Before we carry on with our discussion of action lines, here is something I learned about movie budgets.
One of the most popular questions asked of screenwriters is “What is the budget of this movie”? Yet there are no websites I can see which offer guidance on this. So, to fill a gap I thought I would share my research with you, gentle reader…
It can be frustrating for a screenwriter trying to estimate his or her potential screenplay’s budget. How much do SFX cost? How much does it cost to shoot in a particular city or range of locations? Will those exotic wild animals bump up the cost?
The only way I’ve found any answers is to look at previous movie budgets.
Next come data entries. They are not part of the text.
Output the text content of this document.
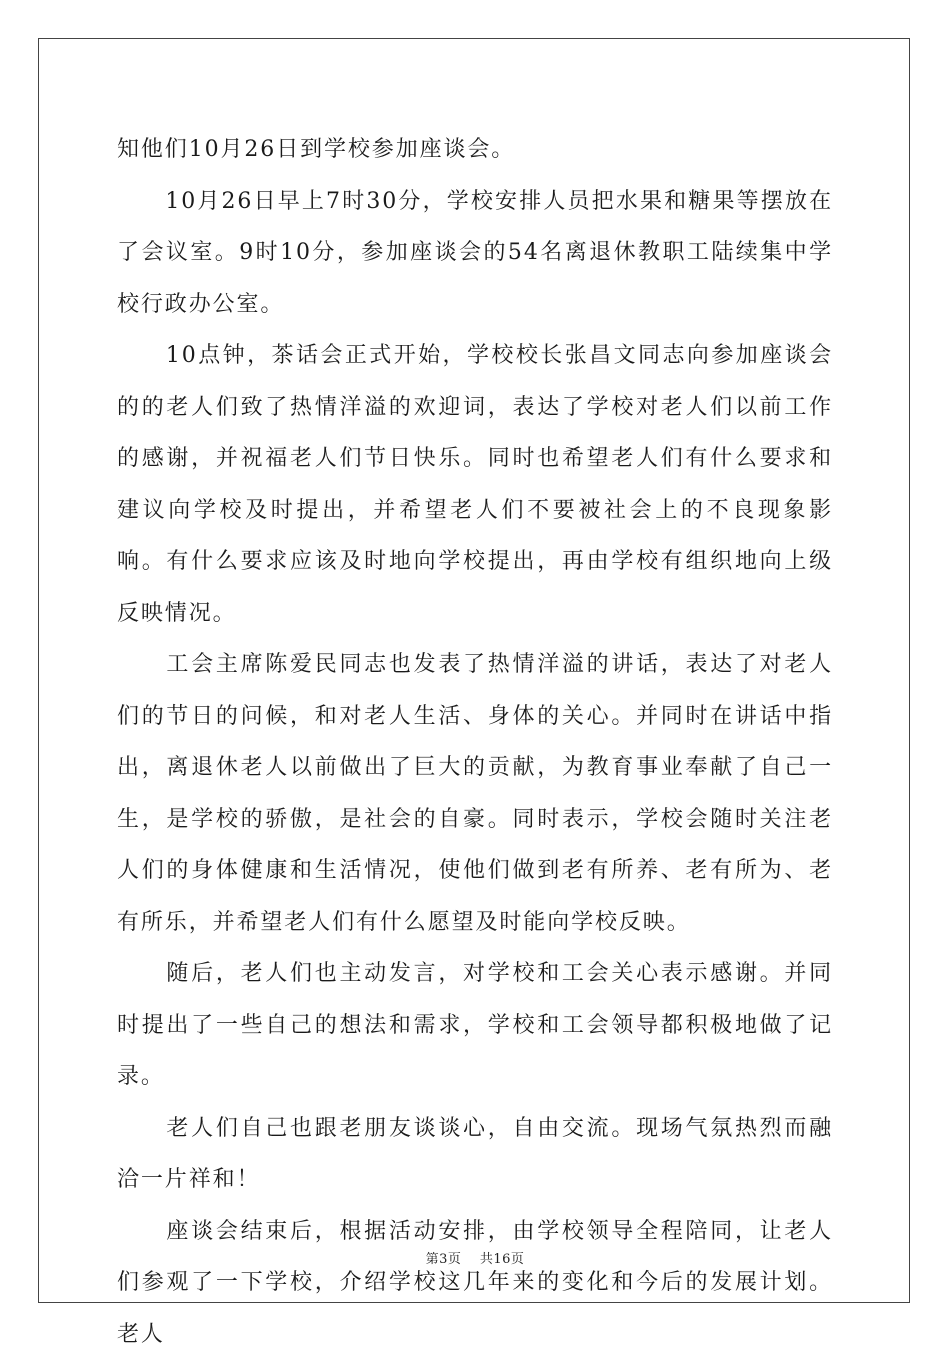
知他们10月26日到学校参加座谈会。

　　10月26日早上7时30分，学校安排人员把水果和糖果等摆放在了会议室。9时10分，参加座谈会的54名离退休教职工陆续集中学校行政办公室。

　　10点钟，茶话会正式开始，学校校长张昌文同志向参加座谈会的的老人们致了热情洋溢的欢迎词，表达了学校对老人们以前工作的感谢，并祝福老人们节日快乐。同时也希望老人们有什么要求和建议向学校及时提出，并希望老人们不要被社会上的不良现象影响。有什么要求应该及时地向学校提出，再由学校有组织地向上级反映情况。

　　工会主席陈爱民同志也发表了热情洋溢的讲话，表达了对老人们的节日的问候，和对老人生活、身体的关心。并同时在讲话中指出，离退休老人以前做出了巨大的贡献，为教育事业奉献了自己一生，是学校的骄傲，是社会的自豪。同时表示，学校会随时关注老人们的身体健康和生活情况，使他们做到老有所养、老有所为、老有所乐，并希望老人们有什么愿望及时能向学校反映。

　　随后，老人们也主动发言，对学校和工会关心表示感谢。并同时提出了一些自己的想法和需求，学校和工会领导都积极地做了记录。

　　老人们自己也跟老朋友谈谈心，自由交流。现场气氛热烈而融洽一片祥和！

　　座谈会结束后，根据活动安排，由学校领导全程陪同，让老人们参观了一下学校，介绍学校这几年来的变化和今后的发展计划。老人

第3页 共16页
Now, inflation can be a vexing devil, so I’ve only gone back a few years in most cases.
Here’s a list of recent movies from a range of budgets, along with what it cost to make them (All numbers are taken from http://www.boxofficemojo.com):
Man of Steel = $225 million
Iron Man 3 = $200 million
World War Z = $190 million
Fast & Furious 6 = $160 million
Gravity = $100 million
Crazy Stupid Love= $50 million
Zero Dark Thirty = $40 million
The Social Network = $40 million
The Rite = $37 million
Saving Mr Banks = $35 million
Looper = $30 million
Anchorman = $26 million
The Conjuring = $20 million
The Apparition = $17 million
Nebraska = $12 million
Paranormal Activity 2 = $3 million
The Purge = $3 million
Last Exorcism = $1.8 million
Insidious = $1.5 million
The Devil Inside = $1 million
Paranormal Activity = $15,000
What does this mean? Well, let’s break it down.
At the top end, we have big budget tentpole studio movies crammed with SFX and bankable stars. If you can make one of these for under $100 million, good luck. This is a very small market. Studios may only make a handful of these a year. Most of them are adaptations. Competition is fierce, and writing jobs are usually assignments that are given to writers with a proven track record for generating serious cash. Here you will find your Joss Wheedons, David S Goyers and Zack Snyders.
In the middle range we have movies that are between £10-$100 million. This is a big range, and may movies are made for this amount of money. Factors that can push your script into this bracket include SFX, a few bankable stars, or lots of animals and stunt scenes. So if you’re filming Tom Hanks, Anthony Hopkins, or Steve Carrell, or your script calls for a family of tigers, or a scene where someone jumps onto a moving semi-trailer (that’s a lorry for those of you who are English), or a wise-cracking CGI alien, this is likely to be your budget range. Again, there is tough competition here. Writers like Aaron Sorkin have made this budget range their own. But it may be possible to break into this market if you have a seriously strong concept and story that attracts star caliber talent or high-level investment. Note that many of these are dramas or dramedies. That’s because it’s tough to get a drama made unless you have a star, or an ex-star that wants to come back. Both of whom can push your low-budget piece up into this category.
Next, we have the low budget world. This is the easiest spot to aim at. Most of these movies have either no SFX, a limited cast, are contained (i.e. they have limited locations, ideally less than 4), or are found footage. This is the world of the TV or family movie, However, it is also notably dominated by the horror genre. Horror has been the proving ground for many directors who went on to be A-listers (Steven Spielberg, Peter Jackson) and tends to feature actors who can carry a movie without having the ego or bank account of so-called “stars”. A good horror movie can break box-office records, and studios know this. For instance, Insidious (2011) cost only £1.3 million to make, yet grossed over $55 million. Compare that to infamous flop “John Carter” (2012), which cost $250 million yet has recouped only $75 so far.
Finally, we have the weird and wonderful world of the microbudget movie. This can be the kind of thing that premieres on the horror channel (if anywhere), or the kind of megahit that makes an entire career. Again, horror tends to dominate. Paranormal Activity, The Blair Witch Project, and Halloween all became the most profitable independent films ever at one time. However other genres proliferate, such as 1980s sci-fi cult hits like Charles Band’s Trancers. However, it’s pretty safe to say these are flukes.
In reality, the low budget movie seems like a more sensible place to start. However, a word of warning: limiting your ideas to deliver a tiny budget movie may be a mistake. My own movie “Clone Hunter” was written as a big-budget space opera, yet managed to translate into a much lower budget movie. However, I’ve written microbudget movies by shoe-horning my ideas into confined locations without any SFX, and these failed to ignite any interest.
In my opinion, it doesn’t hurt to put your eggs in different baskets. You can always try for a big-budget payoff while honing that indie coming-of-age drama and rattling off that limited location found footage horor movie.
Like everything with writing, it seems there’s no single surefire quick access route to success. Sometimes it’s just a matter of writing what excites you and finding someone who is as passionate about your material as you are. If nobody else shares your vision, move on.